LARRY KUDLOW: In these Washington scandals, it's always the cover-up that kills you

Kudlow reacts to Biden's classified documents saga

As we've reported so many times in the past two years, President Joe Biden seems incapable of telling the truth on the catastrophic Afghanistan pullout, on inflation, on the open borders-immigration disaster, on spending and borrowing, on the Trump tax cuts, on Trump's Operation Warp Speed success and now — his latest—on his deepening scandal over classified documents.   

 You've heard this before, but listen and weep again.   

BIDEN: I think you’re going to find there’s nothing there. I have no regretss. I’m following what the lawyers have told me they want me to do. That’s exactly what we’re doing, there’s no there, there..."  

This past weekend, the FBI finally did their job and thoroughly searched Biden's Wilmington residence and uncovered six additional batches of classified docs.   

All along the way, Mr. Biden keeps telling people how seriously he takes classified documents, but what we've learned is he and his top advisers have engaged in a massive cover-up.   
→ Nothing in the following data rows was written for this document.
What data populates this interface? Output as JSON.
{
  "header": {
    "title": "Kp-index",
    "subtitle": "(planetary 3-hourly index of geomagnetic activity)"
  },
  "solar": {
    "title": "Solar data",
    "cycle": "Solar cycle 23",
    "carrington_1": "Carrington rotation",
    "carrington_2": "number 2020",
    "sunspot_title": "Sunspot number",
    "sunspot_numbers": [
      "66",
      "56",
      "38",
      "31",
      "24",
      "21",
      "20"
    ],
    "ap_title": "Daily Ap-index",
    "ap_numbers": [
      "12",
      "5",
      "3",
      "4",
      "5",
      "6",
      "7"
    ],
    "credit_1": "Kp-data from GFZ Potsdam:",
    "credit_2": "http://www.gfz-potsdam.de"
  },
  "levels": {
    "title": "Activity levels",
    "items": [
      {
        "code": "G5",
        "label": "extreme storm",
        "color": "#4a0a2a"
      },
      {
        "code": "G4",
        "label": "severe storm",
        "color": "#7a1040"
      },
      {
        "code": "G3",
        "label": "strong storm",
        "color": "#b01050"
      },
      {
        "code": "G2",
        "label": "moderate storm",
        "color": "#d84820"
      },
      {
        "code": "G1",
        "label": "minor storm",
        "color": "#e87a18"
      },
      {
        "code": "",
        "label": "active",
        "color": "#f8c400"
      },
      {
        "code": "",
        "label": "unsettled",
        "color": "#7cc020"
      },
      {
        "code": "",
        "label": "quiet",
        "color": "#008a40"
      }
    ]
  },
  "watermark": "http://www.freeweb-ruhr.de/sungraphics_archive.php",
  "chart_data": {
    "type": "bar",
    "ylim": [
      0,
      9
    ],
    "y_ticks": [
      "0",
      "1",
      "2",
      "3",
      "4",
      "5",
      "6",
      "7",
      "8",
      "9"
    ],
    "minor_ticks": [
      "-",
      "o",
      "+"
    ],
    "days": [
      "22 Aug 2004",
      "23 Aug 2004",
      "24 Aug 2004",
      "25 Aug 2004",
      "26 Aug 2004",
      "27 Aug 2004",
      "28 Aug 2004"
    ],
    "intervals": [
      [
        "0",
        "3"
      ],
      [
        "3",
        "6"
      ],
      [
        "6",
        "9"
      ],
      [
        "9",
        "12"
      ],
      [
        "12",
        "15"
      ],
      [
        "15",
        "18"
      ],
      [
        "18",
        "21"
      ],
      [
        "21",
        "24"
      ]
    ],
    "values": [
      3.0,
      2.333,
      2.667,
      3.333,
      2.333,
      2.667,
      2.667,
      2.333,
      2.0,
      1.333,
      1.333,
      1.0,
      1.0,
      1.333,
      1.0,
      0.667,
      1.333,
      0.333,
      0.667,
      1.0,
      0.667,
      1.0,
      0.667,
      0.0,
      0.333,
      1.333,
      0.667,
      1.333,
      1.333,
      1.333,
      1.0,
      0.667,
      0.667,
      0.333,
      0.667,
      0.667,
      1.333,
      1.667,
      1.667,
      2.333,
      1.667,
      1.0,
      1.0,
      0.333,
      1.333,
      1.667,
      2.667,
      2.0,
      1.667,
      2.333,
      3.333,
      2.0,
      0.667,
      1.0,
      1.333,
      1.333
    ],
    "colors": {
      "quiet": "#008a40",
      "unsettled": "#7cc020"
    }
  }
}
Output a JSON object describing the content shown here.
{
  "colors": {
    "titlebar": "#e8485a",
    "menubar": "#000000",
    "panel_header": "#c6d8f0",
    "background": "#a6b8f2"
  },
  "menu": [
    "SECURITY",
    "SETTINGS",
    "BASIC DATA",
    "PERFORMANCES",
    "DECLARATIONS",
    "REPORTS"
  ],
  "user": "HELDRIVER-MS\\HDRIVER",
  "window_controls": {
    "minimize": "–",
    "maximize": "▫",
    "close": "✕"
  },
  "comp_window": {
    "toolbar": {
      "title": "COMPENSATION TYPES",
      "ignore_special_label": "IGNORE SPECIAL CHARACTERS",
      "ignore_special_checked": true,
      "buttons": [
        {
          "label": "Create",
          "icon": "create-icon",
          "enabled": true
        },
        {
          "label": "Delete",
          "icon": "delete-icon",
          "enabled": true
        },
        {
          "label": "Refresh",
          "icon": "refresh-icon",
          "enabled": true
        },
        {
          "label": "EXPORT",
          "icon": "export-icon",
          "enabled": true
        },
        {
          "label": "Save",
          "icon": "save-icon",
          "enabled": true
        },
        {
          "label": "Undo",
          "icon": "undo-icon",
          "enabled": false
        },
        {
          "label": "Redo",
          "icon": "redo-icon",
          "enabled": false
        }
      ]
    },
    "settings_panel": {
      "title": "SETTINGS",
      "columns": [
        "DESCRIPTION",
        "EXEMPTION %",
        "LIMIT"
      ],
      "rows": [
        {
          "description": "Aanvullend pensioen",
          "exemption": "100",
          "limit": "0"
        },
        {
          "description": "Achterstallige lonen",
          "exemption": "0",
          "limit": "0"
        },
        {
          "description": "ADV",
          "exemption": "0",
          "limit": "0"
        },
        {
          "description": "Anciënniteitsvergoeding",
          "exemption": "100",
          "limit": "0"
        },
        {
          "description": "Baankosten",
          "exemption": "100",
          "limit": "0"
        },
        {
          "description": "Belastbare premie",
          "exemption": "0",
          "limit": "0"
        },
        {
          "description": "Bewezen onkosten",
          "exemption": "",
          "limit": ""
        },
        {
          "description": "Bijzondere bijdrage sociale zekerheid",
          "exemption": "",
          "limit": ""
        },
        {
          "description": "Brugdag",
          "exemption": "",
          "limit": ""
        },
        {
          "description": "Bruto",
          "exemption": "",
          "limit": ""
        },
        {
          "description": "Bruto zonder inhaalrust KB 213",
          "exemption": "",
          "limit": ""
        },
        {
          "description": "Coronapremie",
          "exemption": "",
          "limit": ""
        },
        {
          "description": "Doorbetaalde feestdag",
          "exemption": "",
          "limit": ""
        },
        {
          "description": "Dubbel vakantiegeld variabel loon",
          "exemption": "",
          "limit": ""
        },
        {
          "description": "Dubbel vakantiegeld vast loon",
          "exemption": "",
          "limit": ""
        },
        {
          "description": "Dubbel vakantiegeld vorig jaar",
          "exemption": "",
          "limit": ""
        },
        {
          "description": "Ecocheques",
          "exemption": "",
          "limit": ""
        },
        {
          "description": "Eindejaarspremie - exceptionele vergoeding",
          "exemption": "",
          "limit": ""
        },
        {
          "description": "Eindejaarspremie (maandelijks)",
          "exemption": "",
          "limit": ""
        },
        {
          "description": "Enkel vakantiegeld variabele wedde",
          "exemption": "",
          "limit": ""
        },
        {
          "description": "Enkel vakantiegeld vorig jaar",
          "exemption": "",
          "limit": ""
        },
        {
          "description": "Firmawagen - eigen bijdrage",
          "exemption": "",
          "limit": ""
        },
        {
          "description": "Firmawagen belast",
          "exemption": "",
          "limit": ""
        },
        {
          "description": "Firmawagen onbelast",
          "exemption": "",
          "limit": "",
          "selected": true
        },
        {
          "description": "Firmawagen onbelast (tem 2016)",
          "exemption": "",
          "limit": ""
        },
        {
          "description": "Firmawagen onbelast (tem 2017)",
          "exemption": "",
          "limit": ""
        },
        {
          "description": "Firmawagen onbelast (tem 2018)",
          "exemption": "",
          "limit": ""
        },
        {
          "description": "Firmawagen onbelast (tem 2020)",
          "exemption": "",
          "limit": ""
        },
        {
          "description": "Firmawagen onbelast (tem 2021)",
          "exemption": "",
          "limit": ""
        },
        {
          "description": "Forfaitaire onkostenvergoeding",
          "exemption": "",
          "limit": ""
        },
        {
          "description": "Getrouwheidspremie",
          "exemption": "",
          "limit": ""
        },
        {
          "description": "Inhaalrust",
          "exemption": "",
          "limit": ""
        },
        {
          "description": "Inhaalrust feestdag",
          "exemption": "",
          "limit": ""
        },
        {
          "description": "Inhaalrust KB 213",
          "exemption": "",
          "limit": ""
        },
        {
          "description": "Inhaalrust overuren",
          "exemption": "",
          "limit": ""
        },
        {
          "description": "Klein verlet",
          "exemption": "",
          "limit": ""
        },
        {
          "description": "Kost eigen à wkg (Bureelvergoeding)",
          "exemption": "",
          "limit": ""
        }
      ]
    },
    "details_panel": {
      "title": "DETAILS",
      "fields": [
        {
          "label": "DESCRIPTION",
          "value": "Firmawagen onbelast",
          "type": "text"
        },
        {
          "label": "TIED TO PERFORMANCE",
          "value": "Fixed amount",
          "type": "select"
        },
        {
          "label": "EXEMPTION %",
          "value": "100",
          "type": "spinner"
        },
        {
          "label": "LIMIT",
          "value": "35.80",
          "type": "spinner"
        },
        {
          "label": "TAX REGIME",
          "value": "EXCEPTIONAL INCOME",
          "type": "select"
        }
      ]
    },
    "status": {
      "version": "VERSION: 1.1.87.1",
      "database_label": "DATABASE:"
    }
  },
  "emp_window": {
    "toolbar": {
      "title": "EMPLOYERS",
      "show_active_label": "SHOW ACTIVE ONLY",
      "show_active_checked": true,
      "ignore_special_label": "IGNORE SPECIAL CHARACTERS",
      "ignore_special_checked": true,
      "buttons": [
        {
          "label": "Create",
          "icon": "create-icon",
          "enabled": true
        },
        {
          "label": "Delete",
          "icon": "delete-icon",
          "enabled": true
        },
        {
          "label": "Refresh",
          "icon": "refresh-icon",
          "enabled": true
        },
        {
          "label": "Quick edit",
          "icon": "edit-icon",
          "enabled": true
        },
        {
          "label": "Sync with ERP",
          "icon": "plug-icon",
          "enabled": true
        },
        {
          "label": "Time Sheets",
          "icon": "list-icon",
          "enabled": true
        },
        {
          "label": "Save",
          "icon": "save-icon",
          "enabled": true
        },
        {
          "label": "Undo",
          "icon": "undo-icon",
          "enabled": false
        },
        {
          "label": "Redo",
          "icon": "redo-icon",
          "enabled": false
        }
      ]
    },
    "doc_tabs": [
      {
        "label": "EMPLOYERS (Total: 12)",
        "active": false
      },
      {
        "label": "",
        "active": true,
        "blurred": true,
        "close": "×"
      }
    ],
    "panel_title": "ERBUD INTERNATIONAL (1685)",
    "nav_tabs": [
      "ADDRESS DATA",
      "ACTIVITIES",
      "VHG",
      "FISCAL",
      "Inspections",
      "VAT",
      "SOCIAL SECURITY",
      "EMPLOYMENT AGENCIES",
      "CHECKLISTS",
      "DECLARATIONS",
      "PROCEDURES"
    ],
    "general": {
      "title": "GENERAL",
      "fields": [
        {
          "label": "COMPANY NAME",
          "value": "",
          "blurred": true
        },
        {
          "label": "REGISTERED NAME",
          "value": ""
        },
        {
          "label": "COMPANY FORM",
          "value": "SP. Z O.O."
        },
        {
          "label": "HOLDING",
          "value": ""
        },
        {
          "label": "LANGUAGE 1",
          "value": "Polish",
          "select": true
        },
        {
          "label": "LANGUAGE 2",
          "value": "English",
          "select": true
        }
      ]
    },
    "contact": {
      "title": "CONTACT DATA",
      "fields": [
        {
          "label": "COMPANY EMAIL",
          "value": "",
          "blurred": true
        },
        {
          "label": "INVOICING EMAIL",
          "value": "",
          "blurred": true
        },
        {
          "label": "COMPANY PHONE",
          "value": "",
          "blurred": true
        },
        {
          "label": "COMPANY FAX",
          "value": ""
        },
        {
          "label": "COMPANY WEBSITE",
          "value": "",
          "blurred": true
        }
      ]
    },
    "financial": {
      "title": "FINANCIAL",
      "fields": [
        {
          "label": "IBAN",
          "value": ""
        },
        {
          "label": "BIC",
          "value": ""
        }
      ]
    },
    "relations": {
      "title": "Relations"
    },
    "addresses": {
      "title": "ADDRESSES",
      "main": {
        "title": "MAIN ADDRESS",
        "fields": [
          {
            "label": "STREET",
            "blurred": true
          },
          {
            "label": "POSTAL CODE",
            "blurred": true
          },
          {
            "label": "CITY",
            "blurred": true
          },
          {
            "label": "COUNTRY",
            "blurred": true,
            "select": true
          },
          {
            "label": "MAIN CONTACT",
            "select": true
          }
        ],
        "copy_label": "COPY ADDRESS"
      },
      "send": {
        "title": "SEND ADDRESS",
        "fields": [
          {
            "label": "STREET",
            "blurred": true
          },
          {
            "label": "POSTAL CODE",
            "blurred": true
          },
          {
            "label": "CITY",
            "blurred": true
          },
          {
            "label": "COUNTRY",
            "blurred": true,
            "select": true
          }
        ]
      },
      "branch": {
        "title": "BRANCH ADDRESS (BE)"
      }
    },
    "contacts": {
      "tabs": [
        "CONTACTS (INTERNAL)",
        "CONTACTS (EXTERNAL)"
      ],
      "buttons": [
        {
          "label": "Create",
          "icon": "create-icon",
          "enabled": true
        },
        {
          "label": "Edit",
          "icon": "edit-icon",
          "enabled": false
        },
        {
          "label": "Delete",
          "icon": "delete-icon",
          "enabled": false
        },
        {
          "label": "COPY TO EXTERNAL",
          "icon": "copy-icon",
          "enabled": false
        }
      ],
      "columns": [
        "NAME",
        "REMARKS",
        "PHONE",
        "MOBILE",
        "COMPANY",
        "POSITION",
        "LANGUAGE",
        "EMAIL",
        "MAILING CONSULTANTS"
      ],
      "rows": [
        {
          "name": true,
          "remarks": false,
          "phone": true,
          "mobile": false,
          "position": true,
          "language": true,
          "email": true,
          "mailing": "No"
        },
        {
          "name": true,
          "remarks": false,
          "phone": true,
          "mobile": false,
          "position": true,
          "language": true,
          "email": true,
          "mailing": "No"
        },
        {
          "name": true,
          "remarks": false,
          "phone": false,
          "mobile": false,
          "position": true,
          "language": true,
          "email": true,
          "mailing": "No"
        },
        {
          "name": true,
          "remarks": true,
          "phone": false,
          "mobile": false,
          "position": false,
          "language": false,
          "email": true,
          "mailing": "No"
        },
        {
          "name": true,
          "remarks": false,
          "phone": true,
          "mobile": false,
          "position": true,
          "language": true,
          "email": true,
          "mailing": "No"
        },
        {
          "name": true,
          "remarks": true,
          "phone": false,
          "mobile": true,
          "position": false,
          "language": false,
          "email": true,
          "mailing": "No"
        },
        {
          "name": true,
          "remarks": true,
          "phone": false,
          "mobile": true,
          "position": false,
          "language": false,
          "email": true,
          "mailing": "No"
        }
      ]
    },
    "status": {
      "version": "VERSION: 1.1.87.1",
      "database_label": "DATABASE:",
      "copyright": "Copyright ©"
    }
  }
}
The New York Times, of all places, blew the whistle last week in an article entitled: "68 Days of Silence: Why the White House Stayed Mum on Classified Documents."  

Well, good for the Times. 68 days of silence from initial discovery last November 2 before the midterm elections, all the way until a January 9 leak reported by CBS.  The president and his inner circle did the best they could to withhold all information.   

Merrick Garland's Justice Department was involved, along with White House counsel, personal lawyers and of course chief of staff Ron Klain. It's quite a coincidence, isn't it, that Mr. Klain is leaving the White House just after the last batch of classified docs has been discovered? 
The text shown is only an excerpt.